第3話 頭の中までガラパゴス
キッチンで、ケトルの中で沸くお湯をぼーっと見ていた。
疲れすぎて放心状態だ。何も考えたくない。
軽い音を立ててお湯が沸騰して、さて今日はアールグレイにしようかと立ち上がったところで、慌ただしく階段を降りる音が聞こえた。
「おーい、あんま飛ばすと危ないぞ」
ドタドタドタバタ!!!
無反応かよ。シケた顔でタイマーを弄っていると、未来が走ってきた。
「ねえ!聞いた!?」
「え、いや」
「これ見なよ!」
ずいっと押しつけられたスマホの画面を覗くと、メッセージが来ていた。新着の。
それを未来が読み上げる。
「豊君、未来。パパです。ママがハワイで骨折したので、帰りが遅れます。よろしく〜」
「うわ、母さん、何やってんだよ」
十中八九、サーフィンとかやろうとしたんだろう。どんだけ前衛的な技を決めようとしたんだ、母よ。
「だ、大丈夫かな」
何故か未来の方が心配していた。
根は優しいやつなんだろうな。
「ライブに家族来ないとか恥ずか死ねる。お父さんとお母さん来るって言っちゃったのに」
いや、そうでも無いっぽい。前言撤回。
ライブくらいなら俺だって家族枠でいけるだろ。カウントしてくれ。
「あ〜取り敢えず電話する?」
「当たり前じゃん!何もたもたしてんのさ。早くかけてよね」
「…はい」
可愛くねえ!
「お兄ちゃん、心配だから電話しよ?」くらい言ってくれ!
仕方なく、自分のスマホで母さんに電話をかけた。全然出ねえ。
「ひとりで話さないでBluetooth繋いでよ」
「あ、ごめん」
謝ったが、Bluetoothが何かわからん。
俺がスマホにしたのは去年だから、ガラケーしか理解できない。
どこを押せばいいんだ?
「うそでしょ?Bluetooth知らないの?」
「す、すまん」
「はあー、貸してよ」
諦めて未来に渡すと、スラスラと操作してリビングの音楽プレイヤーに接続した。
迷いない指使いがすげえ、現代人!
感動した。
「スマホ持ってるくせに」
「去年までガラケーだったんだ」
「え!?今ガラケー売ってんの?」
そこからくる?
「使いやすいぞ」
「ジェネレーションギャップとかの次元だから。本当に高校生?」
「お、おお」
おい、今時JK。
ガラパゴス携帯だぞ?不滅なんだからな?
「だから頭ん中までガラパゴスなんだよ」
控えめに、意味がわからん。
頭ん中がガラパゴス諸島なのは悪いのか。あの島は今でも人気なんだからな!
雑談していたが、一向に母さんが電話に出ない。未来は眉を顰めて俺のスマホを引ったくった。
「ラインになんか来てない?」
「ライン……?」
「ジジイかよ」
盛大に悪口を言われた。
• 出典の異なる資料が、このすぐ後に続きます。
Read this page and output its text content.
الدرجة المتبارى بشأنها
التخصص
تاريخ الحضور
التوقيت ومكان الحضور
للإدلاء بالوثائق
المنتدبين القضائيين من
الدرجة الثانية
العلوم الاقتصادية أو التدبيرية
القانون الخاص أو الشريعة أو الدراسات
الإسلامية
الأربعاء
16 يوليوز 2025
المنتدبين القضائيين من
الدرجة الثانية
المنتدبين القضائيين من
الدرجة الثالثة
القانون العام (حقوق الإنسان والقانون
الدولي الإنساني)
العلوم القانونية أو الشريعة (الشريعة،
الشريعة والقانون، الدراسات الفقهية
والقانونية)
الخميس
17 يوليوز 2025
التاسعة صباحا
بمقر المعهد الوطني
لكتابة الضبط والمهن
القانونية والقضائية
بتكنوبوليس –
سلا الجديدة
じいさん馬鹿にすんなよな。古き良き知恵の宝庫だぞ。
黙ったままの俺に、未来がスマホを返した。
「はい。ライン入れといたから」
「ああ、サンキュ」
「あと私と個チャ繋ぐから。QRコード出してよ」
だめだ、無理。助けて未来先生!
未来先生のスパルタスマホ教室のお陰で、俺はなんとかラインを使えるようになった。
連絡先には未来ひとり。
いきなりボッチ感が半端ない。
あと、打ち間違いで名前が「ゆか」になった。女かよ!
その後繋いだ家族のグループラインで、新婚さんたちが予定を長くして沖縄に行ってから帰ってくることが決まったと知った。